Geneva and Washington, September 6, 2006 — Testifying this afternoon before the United States Congress, UN Watch Executive Director Hillel Neuer will deliver a 40-page report by the Geneva-based organization, entitled “Reform or Regression?” , documenting a serious crisis of credibility in the new United Nations Human Rights Council and naming democracies that supported counter-productive actions.  The testimony and report assess the Council’s first three months, in which it held three sessions.

The report concludes that, although future improvement is still possible, the Council’s record so far has been profoundly disappointing.  Despite a slightly better membership than its predecessor, the Council is still dominated by non-democracies and in particular by members of the UN’s Islamic group, who, according to Mr. Neuer, “have been willing, and unfortunately all too able, to subvert the Council for narrow political ends.”

As a result, the Council has ignored the vast majority of the world’s human rights violations.  Even the dire situation in Darfur merited only passing mention by a few members, and resulted in no Council statement or action against Sudan.  The Council instead has devoted most of its debate, 100% of its resolutions dealing with specific countries, two special sessions, one fact-finding mission, and a high-level commission of inquiry to one-sided, politically motivated condemnations of Israel, all of which granted effective immunity to the actions of Hezbollah and Hamas.

Mr. Neuer noted that the Islamic group was aided in this endeavor not only, predictably, by repressive regimes like China, Cuba, and Russia, but also, disappointingly, by some of the Council’s free, democratic members. “That countries like Argentina, Brazil, India, Mexico, Peru, South Africa, and Uruguay would, in Senator Moynihan’s memorable words, ‘join the jackals,’ is deeply disturbing,” said Neuer. “Their fellow democracies must encourage them to do better in the future.”

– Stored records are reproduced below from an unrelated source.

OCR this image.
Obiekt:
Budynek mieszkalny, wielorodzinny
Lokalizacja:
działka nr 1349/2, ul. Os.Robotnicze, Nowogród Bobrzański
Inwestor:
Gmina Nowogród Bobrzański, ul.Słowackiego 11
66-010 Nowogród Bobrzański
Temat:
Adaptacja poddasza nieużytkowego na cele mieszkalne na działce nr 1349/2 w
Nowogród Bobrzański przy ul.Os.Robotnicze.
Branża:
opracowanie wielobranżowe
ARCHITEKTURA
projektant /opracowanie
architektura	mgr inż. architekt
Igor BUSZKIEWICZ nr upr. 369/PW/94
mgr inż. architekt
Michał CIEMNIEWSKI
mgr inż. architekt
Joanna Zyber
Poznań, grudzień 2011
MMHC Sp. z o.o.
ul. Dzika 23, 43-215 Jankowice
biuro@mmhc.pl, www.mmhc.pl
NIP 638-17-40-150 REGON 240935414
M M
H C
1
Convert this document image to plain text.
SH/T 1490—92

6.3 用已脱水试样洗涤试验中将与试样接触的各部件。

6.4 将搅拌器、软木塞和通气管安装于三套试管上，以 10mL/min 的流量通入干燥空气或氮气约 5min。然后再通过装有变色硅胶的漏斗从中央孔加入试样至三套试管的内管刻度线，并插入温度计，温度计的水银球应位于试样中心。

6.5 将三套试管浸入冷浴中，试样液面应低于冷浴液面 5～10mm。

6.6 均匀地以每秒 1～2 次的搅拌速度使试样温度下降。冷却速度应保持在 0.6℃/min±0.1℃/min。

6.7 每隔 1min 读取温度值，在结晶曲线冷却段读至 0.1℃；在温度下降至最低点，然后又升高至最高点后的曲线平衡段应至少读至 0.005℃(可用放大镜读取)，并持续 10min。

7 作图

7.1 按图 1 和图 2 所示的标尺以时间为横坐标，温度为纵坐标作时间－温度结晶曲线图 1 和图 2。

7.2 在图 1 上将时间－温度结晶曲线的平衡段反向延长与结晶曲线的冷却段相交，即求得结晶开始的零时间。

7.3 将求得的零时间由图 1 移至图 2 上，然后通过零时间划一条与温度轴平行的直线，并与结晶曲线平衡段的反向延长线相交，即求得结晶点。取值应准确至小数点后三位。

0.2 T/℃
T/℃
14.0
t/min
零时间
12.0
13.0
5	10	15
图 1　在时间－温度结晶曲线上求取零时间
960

As the report documents, only a minority of eleven Council members — Canada, the Czech Republic, Finland, France, Germany, Japan, the Netherlands, Poland, Romania, Ukraine, and the United Kingdom — have consistently defended the values and principles that the Council is meant to promote.

“Supporters of a credible, effective Human Rights Council — member states, UN officials, human rights NGOs, and others — must act now to prevent the Council from meeting the same fate as its discredited and now-defunct predecessor,”  said Mr. Neuer.  “We hope that at its September session, the Council takes steps to redeem itself, including by demonstrating that it is willing and able to take specific action against some of the many countries in the world today that violate human rights.”

Despite claims by senior UN officials that the Council represented the “dawning of a new era,” the report shows that the goal of real reform remains elusive.  “Only by honestly addressing both the Council’s strengths and weaknesses will the cause of reform be advanced,” said Neuer. “Complacency in the face of this serious credibility crisis will only lead the Council down the same ignominious path as the old Commission. But if we act now — with conviction and alacrity — the Council may yet meet a better fate.”